Malaysia's economy will be boosted by new guidelines on non-performing loans which could allow banks to clear up to one third of the bad debt clogging their books, said PricewaterhouseCoopers today.

"There is a high chance of 25 to 30 percent of NPLs to be sold. We think it can happen in the next two years," Lee Chui Sum, PricewaterhouseCoopers executive director of business recovery services told AFP .

Lee said most of the non-performing loans (NPLs) would likely be picked up by foreign players and that this would have a positive impact on the economy.

"This could be in the form of foreign investment flowing into the country. A number of foreigners have been calling on the banks already," she said.

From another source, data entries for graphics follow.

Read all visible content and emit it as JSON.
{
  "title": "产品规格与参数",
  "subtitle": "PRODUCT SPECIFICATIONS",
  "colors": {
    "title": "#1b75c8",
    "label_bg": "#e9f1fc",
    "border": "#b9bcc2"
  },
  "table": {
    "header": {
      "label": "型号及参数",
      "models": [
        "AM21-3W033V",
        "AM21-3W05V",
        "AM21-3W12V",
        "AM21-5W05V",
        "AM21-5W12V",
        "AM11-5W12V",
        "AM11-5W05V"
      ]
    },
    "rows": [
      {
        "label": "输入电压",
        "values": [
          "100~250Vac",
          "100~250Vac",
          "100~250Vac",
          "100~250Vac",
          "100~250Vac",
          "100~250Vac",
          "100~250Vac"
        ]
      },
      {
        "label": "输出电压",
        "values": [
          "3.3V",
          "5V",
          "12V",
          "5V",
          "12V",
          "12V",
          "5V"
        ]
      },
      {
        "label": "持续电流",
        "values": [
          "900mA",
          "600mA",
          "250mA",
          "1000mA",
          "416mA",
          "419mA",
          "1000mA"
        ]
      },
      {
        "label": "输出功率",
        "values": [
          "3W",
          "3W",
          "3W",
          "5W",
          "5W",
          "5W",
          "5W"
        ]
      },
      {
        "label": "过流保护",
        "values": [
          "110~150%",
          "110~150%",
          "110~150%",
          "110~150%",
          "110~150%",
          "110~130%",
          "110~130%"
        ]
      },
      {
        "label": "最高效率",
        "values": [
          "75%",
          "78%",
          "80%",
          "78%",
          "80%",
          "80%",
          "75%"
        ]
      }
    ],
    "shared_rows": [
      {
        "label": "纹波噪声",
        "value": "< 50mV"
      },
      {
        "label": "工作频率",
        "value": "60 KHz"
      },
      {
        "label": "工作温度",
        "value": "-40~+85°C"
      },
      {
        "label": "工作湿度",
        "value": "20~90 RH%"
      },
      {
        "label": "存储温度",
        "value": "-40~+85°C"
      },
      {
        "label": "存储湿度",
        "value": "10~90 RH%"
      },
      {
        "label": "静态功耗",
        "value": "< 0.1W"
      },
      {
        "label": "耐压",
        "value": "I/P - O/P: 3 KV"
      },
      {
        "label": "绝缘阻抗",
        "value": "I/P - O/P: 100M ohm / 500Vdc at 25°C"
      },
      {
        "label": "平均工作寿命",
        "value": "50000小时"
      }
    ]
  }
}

Lee said the sale of NPLs would also allow banks to focus on providing fresh credit, further stimulating the economy which is expected to grow 5.5 percent this year against an estimated 5.0-6.0 percent in 2005 and 7.1 percent in 2004.

The central bank late last month released new guidelines allowing banks to sell their NPLs to domestic banking institutions, including locally incorporated foreign banks as well as domestic and foreign investors.

NPL ratio still high

The measure, which affects an estimated RM46 billion in gross non-performing loans, is in line with a financial masterplan to strengthen and consolidate the Malaysian banking sector.

"A bank weighed down by a high NPL to loans ratio is hampered in its ability to give out new loans," PricewaterhouseCoopers said in a statement this week.

"By removing a substantial portion of NPLs from the balance sheet ... the affected bank could return to a healthy position with a renewed portfolio of loans assets, leading to an improved risk weighted capital ratio."

PricewaterhouseCoopers said Malaysia's net NPL ratio as at end-2005 stood at six percent, well below the 13.6 percent recorded in 1998 at the height of the Asian financial crisis.

"Even so, six percent is comparatively seen as an unacceptably high ratio and more could be done to expediently clean up the layer of NPLs that seems to remain stubbornly in the banking system," it said.

Lee said NPLs in developed countries were around one to two percent and that "there was some room for the NPLs to come down in Malaysia."